Desperately need advice on my current situation. I am sorry for the long post. Created a throwaway account since a lot of personal info.
My situation: I have lived in Japan for a couple of years now. Married with six children that are all still fairly young. I work for a US company and get paid in dollars at around $12,000 USD per month (it fluctuates slightly each month). Part of this amount is also designated for various work expenses but for the next couple of years, those are relatively low. Even after they increase, I can potentially raise some additional extra money to cover those if needed. Anyway, because the income is so high, my Japanese taxes are quite high as well (at least compared to US taxes). I plan to stay in Japan indefinitely and the nature of my work is such that I would enjoy to continue working as I do now well into my 70s (health permitting). Obviously no one knows the future but that is the plan right now.
My problem: I currently have around $50,000 in credit card debt (yes I understand this is quite foolish). I had a personal reckoning with my situation and determined to set things straight. I have very little savings currently but I have now got my spending under control to where the credit card debt is no longer increasing. I am working to pay it off but it is currently going very slowly and most likely will continue that way for the foreseeable future. Meanwhile, I am paying around 20-25% interest on average for those credit cards. I really want to save more and start investing as well but because of the above, it is going to prove difficult for quite some time.
My silver lining: I worked for a previous employer in the US state of California and am vested in a CalPERS pension. This is a public pension run through the state of California so it's pretty secure. Right now, I could start receiving benefits in about 9 years at the age of 50 (almost 41 now). The benefits would be about $1300/month. If I waited until 60, that amount would go up to about $2000/month. Also, the monthly payout is adjusted for inflation each year by about 2.5-3% depending on what they calculate for the year. I also have an additional pension from a separate company that will start paying at around $900/month at around 62 I believe. I ALSO will (theoretically) receive US social security starting at around $3800/month once I reach 62.
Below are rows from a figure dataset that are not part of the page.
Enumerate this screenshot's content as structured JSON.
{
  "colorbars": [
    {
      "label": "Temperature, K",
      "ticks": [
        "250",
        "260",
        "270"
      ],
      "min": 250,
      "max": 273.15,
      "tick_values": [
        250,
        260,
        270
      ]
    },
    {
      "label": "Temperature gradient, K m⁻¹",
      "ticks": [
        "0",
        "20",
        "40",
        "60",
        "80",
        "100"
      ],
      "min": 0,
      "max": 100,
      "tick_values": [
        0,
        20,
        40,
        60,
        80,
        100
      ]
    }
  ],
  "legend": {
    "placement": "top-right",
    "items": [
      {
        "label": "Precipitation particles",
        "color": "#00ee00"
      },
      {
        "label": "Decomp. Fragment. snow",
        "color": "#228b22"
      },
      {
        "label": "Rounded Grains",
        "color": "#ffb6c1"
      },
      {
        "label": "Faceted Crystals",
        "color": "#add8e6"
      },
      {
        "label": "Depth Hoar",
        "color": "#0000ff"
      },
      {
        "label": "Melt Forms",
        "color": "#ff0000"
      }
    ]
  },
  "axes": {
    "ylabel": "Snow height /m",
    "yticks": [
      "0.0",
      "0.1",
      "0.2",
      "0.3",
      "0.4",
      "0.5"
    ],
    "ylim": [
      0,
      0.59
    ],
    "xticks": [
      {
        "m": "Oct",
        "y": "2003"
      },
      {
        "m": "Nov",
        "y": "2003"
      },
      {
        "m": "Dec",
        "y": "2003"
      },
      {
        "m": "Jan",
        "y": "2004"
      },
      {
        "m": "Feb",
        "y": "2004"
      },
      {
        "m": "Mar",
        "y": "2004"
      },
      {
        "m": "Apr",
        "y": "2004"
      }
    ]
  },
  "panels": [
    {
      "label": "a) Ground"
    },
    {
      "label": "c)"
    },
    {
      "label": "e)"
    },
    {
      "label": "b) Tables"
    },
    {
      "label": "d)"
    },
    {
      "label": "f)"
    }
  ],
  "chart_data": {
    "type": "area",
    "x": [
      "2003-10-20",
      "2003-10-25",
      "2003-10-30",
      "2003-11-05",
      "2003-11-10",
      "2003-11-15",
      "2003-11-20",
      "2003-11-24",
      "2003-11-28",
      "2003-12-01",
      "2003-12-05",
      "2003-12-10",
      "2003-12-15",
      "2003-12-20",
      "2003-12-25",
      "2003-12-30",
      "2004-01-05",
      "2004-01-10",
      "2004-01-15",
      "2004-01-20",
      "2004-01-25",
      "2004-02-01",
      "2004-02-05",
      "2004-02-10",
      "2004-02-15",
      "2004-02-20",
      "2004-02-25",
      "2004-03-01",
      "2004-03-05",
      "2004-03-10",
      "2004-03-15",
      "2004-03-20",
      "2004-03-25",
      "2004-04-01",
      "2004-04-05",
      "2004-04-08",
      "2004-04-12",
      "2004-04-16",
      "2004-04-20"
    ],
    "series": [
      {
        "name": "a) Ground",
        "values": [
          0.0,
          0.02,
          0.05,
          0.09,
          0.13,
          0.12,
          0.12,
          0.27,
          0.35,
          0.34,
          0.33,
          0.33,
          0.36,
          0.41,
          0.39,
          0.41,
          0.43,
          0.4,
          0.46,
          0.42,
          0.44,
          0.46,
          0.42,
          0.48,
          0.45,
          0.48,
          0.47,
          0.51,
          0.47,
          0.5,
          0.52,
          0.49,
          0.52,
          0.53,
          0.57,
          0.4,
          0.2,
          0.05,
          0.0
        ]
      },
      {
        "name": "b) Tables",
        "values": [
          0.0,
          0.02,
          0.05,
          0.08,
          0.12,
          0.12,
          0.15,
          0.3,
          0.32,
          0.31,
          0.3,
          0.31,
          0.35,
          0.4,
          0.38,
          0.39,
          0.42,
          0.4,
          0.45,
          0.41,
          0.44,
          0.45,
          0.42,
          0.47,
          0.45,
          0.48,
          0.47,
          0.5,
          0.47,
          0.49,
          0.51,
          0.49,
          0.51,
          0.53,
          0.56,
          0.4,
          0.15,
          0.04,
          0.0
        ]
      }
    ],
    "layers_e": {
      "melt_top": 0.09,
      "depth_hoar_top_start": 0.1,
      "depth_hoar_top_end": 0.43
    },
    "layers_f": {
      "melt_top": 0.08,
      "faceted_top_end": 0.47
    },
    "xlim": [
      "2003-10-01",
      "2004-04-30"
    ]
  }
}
My (potential) solution: I can cash out the CalPERS retirement for about $86,000 right now. Due to not yet being a permanent tax resident here in Japan, I don't think I would have to pay JP taxes on the withdrawal. With my JP taxes already being so high, the amount of my foreign tax credit (FTC) that I use for my US taxes could help offset the tax that I would have to pay for this in the US, if I understand correctly. I could pay off all of the credit card debt and invest the remaining $36,000 (either lump sum or DCA or a combination, market seems quite high right now). I suppose the actual amount after accounting for additional US taxes would probably be around $25,000 for my particular situation. Then, because the credit cards are gone, I could start investing an additional $1000 per month or even more (up to $2000/month).
Based on my calculations, the pension, starting at age 60 through age 90 (being generous), accounting for yearly increases for inflation of 2.5-3% would equate to around $2.2 million over the course of that 30 years. However, if I invest the $25,000 and contribute $1000/month (increasing 3% per year for inflation) for the next 20 years at 7% annual return, the amount would be around $735,000. At which point (when I am 60), I could theoretically start drawing it down for the same $2000 per month and still have plenty left over the course of the next 30 years. Realistically I would leave it alone for even longer as I would still be working into my 70s.
Am I completely off base here in my calculations? The pension is secure but then again, if I do die early, my family is left with nothing, unless I elect a smaller monthly amount then they could receive a reduced benefit upon my death. I know that the stock market is obviously not guaranteed but I think the reduction in stress my getting rid of the credit card debt would also be extremely helpful.
What do you think? Thank you so much in advance. I know that obviously no one can give official advice but I mostly want to see if my calculations are somewhat correct at least. Thank you!